Assuming then that you, like me, think you can cover the skills parts yourself, and you’re aiming for something like data engineering or data science, you’re likely worried about one or more of the following

  • Testing and automation (unit tests, integration tests). Unit testing is more common now in bioinformatics, but integration tests or test-driven development? Much less common
  • CI/CD (or any automation pipeline - uncommon in academia)
  • Agile methodology (agile, scrums, trello, jira etc., none which are even talked about in a normal bioinformatics lab)
  • Collaboration in version control (Git? Routine. Public GitHub repos? Common. Commits to a shared repo? Sometimes. Git flow or trunk-based development with a formal code review system? Keeping dreaming)

In general, these summarise as project management, workflow and collaboration procedures that we just don’t touch in academia. So how to learn them? Here are some (brief) options and my plan for implementating them.

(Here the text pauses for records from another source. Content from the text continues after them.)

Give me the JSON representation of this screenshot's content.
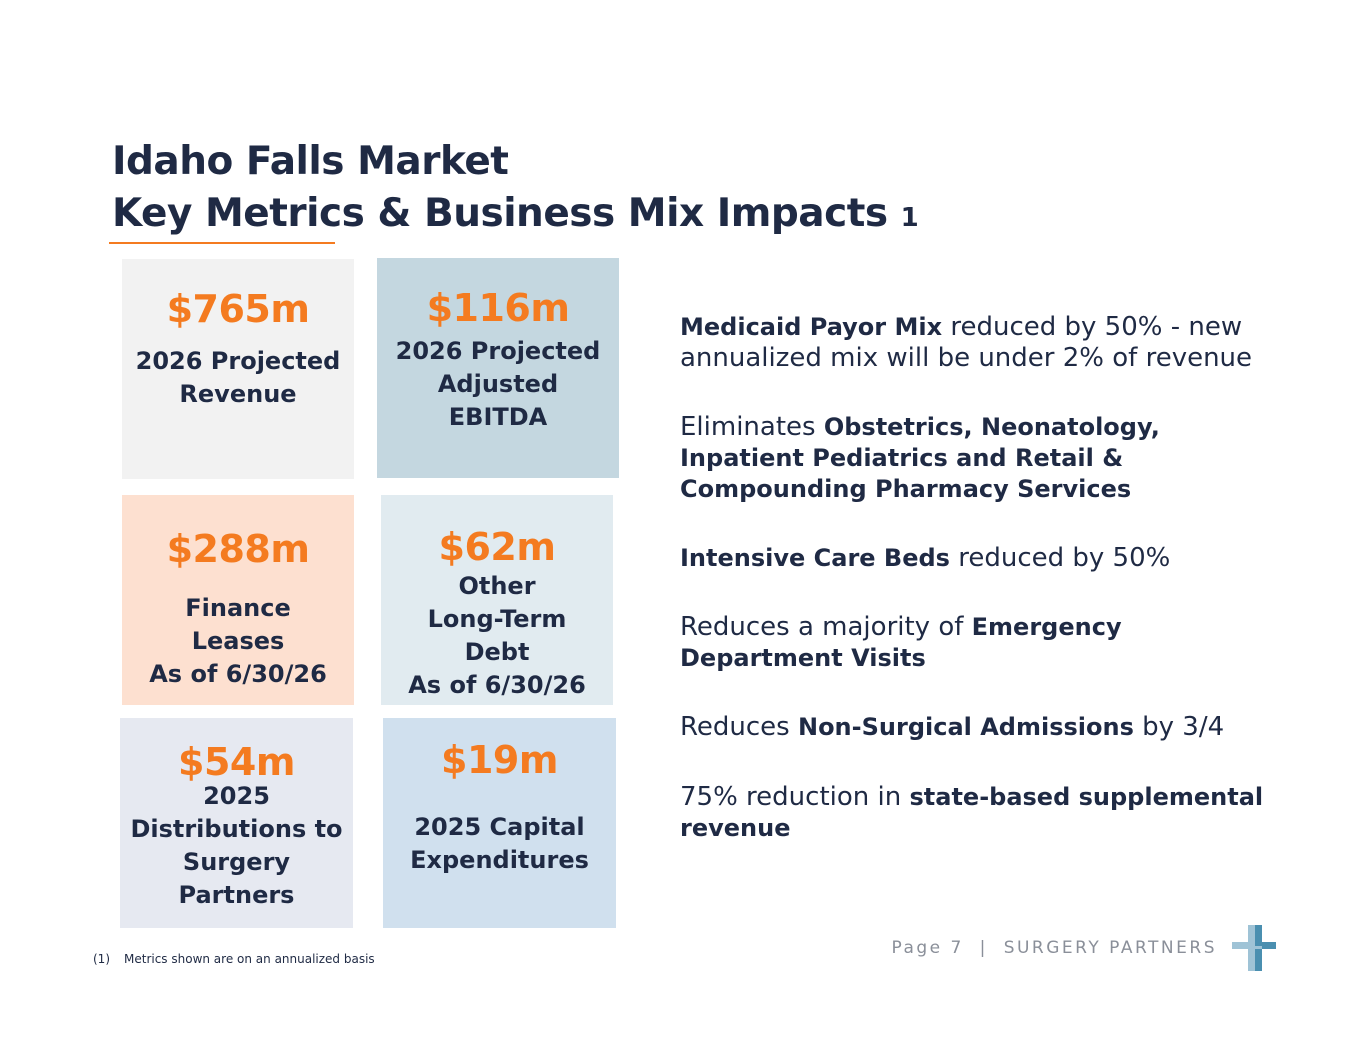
{
  "title": {
    "line1": "Idaho Falls Market",
    "line2": "Key Metrics & Business Mix Impacts",
    "superscript": "1"
  },
  "metrics": [
    {
      "value": "$765m",
      "label": "2026 Projected\nRevenue"
    },
    {
      "value": "$116m",
      "label": "2026 Projected\nAdjusted\nEBITDA"
    },
    {
      "value": "$288m",
      "label": "Finance\nLeases\nAs of 6/30/26"
    },
    {
      "value": "$62m",
      "label": "Other\nLong-Term\nDebt\nAs of 6/30/26"
    },
    {
      "value": "$54m",
      "label": "2025\nDistributions to\nSurgery\nPartners"
    },
    {
      "value": "$19m",
      "label": "2025 Capital\nExpenditures"
    }
  ],
  "bullets": [
    {
      "parts": [
        {
          "bold": true,
          "text": "Medicaid Payor Mix"
        },
        {
          "bold": false,
          "text": " reduced by 50% - new annualized mix will be under 2% of revenue"
        }
      ]
    },
    {
      "parts": [
        {
          "bold": false,
          "text": "Eliminates "
        },
        {
          "bold": true,
          "text": "Obstetrics, Neonatology, Inpatient Pediatrics and Retail & Compounding Pharmacy Services"
        }
      ]
    },
    {
      "parts": [
        {
          "bold": true,
          "text": "Intensive Care Beds"
        },
        {
          "bold": false,
          "text": " reduced by 50%"
        }
      ]
    },
    {
      "parts": [
        {
          "bold": false,
          "text": "Reduces a majority of "
        },
        {
          "bold": true,
          "text": "Emergency Department Visits"
        }
      ]
    },
    {
      "parts": [
        {
          "bold": false,
          "text": "Reduces "
        },
        {
          "bold": true,
          "text": "Non-Surgical Admissions"
        },
        {
          "bold": false,
          "text": " by 3/4"
        }
      ]
    },
    {
      "parts": [
        {
          "bold": false,
          "text": "75% reduction in "
        },
        {
          "bold": true,
          "text": "state-based supplemental revenue"
        }
      ]
    }
  ],
  "footnote": {
    "number": "(1)",
    "text": "Metrics shown are on an annualized basis"
  },
  "footer": {
    "page": "Page 7",
    "separator": "|",
    "company": "SURGERY PARTNERS"
  },
  "logo": {
    "icon": "surgery-partners-cross-logo",
    "color_light": "#9fc3d6",
    "color_dark": "#4a8fb0"
  },
  "colors": {
    "accent": "#f47b20",
    "navy": "#1f2a44"
  }
}
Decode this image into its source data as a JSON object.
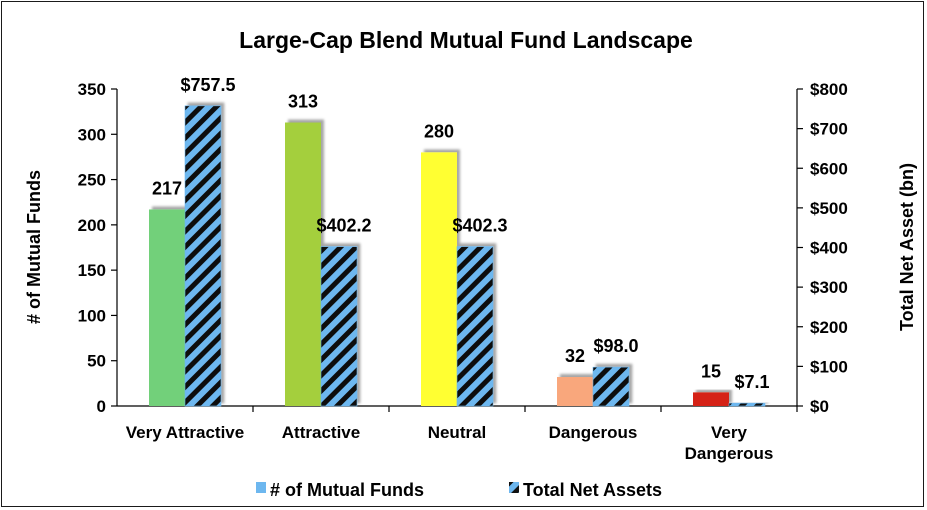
{
  "chart_data": {
    "type": "bar",
    "title": "Large-Cap Blend Mutual Fund Landscape",
    "categories": [
      [
        "Very Attractive"
      ],
      [
        "Attractive"
      ],
      [
        "Neutral"
      ],
      [
        "Dangerous"
      ],
      [
        "Very",
        "Dangerous"
      ]
    ],
    "series": [
      {
        "name": "# of Mutual Funds",
        "axis": "left",
        "values": [
          217,
          313,
          280,
          32,
          15
        ],
        "labels": [
          "217",
          "313",
          "280",
          "32",
          "15"
        ],
        "colors": [
          "#72d07a",
          "#a4cf3e",
          "#ffff33",
          "#f9a77c",
          "#d52314"
        ],
        "legend_color": "#6db7ef"
      },
      {
        "name": "Total Net Assets",
        "axis": "right",
        "values": [
          757.5,
          402.2,
          402.3,
          98.0,
          7.1
        ],
        "labels": [
          "$757.5",
          "$402.2",
          "$402.3",
          "$98.0",
          "$7.1"
        ],
        "pattern": "diagonal-stripes",
        "colors": [
          "#6db7ef",
          "#111111"
        ]
      }
    ],
    "ylabel": "# of Mutual Funds",
    "ylim": [
      0,
      350
    ],
    "yticks": [
      "0",
      "50",
      "100",
      "150",
      "200",
      "250",
      "300",
      "350"
    ],
    "y2label": "Total Net Asset (bn)",
    "y2lim": [
      0,
      800
    ],
    "y2ticks": [
      "$0",
      "$100",
      "$200",
      "$300",
      "$400",
      "$500",
      "$600",
      "$700",
      "$800"
    ],
    "legend_position": "bottom",
    "grid": false
  }
}
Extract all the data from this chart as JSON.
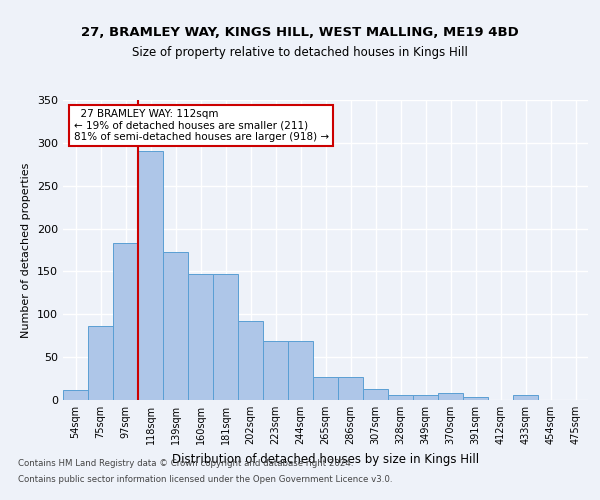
{
  "title1": "27, BRAMLEY WAY, KINGS HILL, WEST MALLING, ME19 4BD",
  "title2": "Size of property relative to detached houses in Kings Hill",
  "xlabel": "Distribution of detached houses by size in Kings Hill",
  "ylabel": "Number of detached properties",
  "annotation_line1": "  27 BRAMLEY WAY: 112sqm  ",
  "annotation_line2": "← 19% of detached houses are smaller (211)",
  "annotation_line3": "81% of semi-detached houses are larger (918) →",
  "footer1": "Contains HM Land Registry data © Crown copyright and database right 2024.",
  "footer2": "Contains public sector information licensed under the Open Government Licence v3.0.",
  "bar_categories": [
    "54sqm",
    "75sqm",
    "97sqm",
    "118sqm",
    "139sqm",
    "160sqm",
    "181sqm",
    "202sqm",
    "223sqm",
    "244sqm",
    "265sqm",
    "286sqm",
    "307sqm",
    "328sqm",
    "349sqm",
    "370sqm",
    "391sqm",
    "412sqm",
    "433sqm",
    "454sqm",
    "475sqm"
  ],
  "bar_values": [
    12,
    86,
    183,
    290,
    173,
    147,
    147,
    92,
    69,
    69,
    27,
    27,
    13,
    6,
    6,
    8,
    3,
    0,
    6,
    0,
    0
  ],
  "bar_color": "#aec6e8",
  "bar_edge_color": "#5a9fd4",
  "vline_color": "#cc0000",
  "annotation_box_color": "#cc0000",
  "background_color": "#eef2f9",
  "grid_color": "#ffffff",
  "ylim": [
    0,
    350
  ],
  "yticks": [
    0,
    50,
    100,
    150,
    200,
    250,
    300,
    350
  ]
}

  1. Push your lab: If you work with other bioinformaticians, give them a small metaphorical kick. Make a lab github page for common routines. Add unit testing, and try to get others to commit to code reviews and working together on the repository. It will eventually be a massive boon to the group’s productivity, a big advert for your skills, and help with the public face of your lab. Apart from the opportunity cost of spending time on a paper, there are no downsides (and even then I’d say it’s easily offset). I’m doing this now with our lab. Getting others to follow through with requests to add code is difficult (they all have their own research to do, so it’s understandable), but it’s been worth the effort to create.
  2. Push yourself: The option you might not have wanted is that making your own projects is the way to go. I’ve had a few interviews for post-doc positions, and they never ask for proof of my skills in-person, or projects per se - they ask about the papers I’ve written. In industry it’s the opposite (I think) - people care less about your publishing record and more about what you can do. So, as Austin Kleon puts it, show your work. Make a public project, use free trials of Agile tools to manage the project, follow ideas for TDD etc. For this I’m planning to do 3 great projects which I will make publicly on GitHub,
  3. Join them: You were never trying to beat them, but you can join them anyway. Find a local hackathon or group event where you can work as part of a team. You can check out eventbrite for options. This is one of the scariest options for me, but in the next 6 months I aim to join something and give it my best!
  4. Join them (virtually): The cop-out I wanted to in-person meet-ups, but which isn’t really a cop-out at all. Contribute to open source. There are many tutorials and beginner friendly options in R and Python. This is a great way to get introduced to working as a group and the different CI/CD pipelines used. Look for the new contributer or beginner friendly issue tags on GitHub. This is one of my top priorities for the next few months. I’m planning to contribute to some of the SciPy ecosystem packages - maybe scitkit-learn or pandas!
  5. Read: I’ve put this last because, as an academic, it’s probably what you’ll lean towards anyway, so it’s good to focus on projects instead. There are a lot of resources, like posts on ways of working, books on scrum, or just sites to go through for their trials and tutorials from scrum, trello and jira, for example. This is an easy one and the first step, but doing something with these tools is the most important thing!

What did I leave off? The big ones would be a part-time role or internships. These are intentional omissions because you are likely already over-worked and under-paid in academia, and you don’t need more of it, and there’s an element of “you need 3 years work experience to get work experience”, which makes things seem impossible.

So, use free tools, join with others, do it publicly and openly, and create something!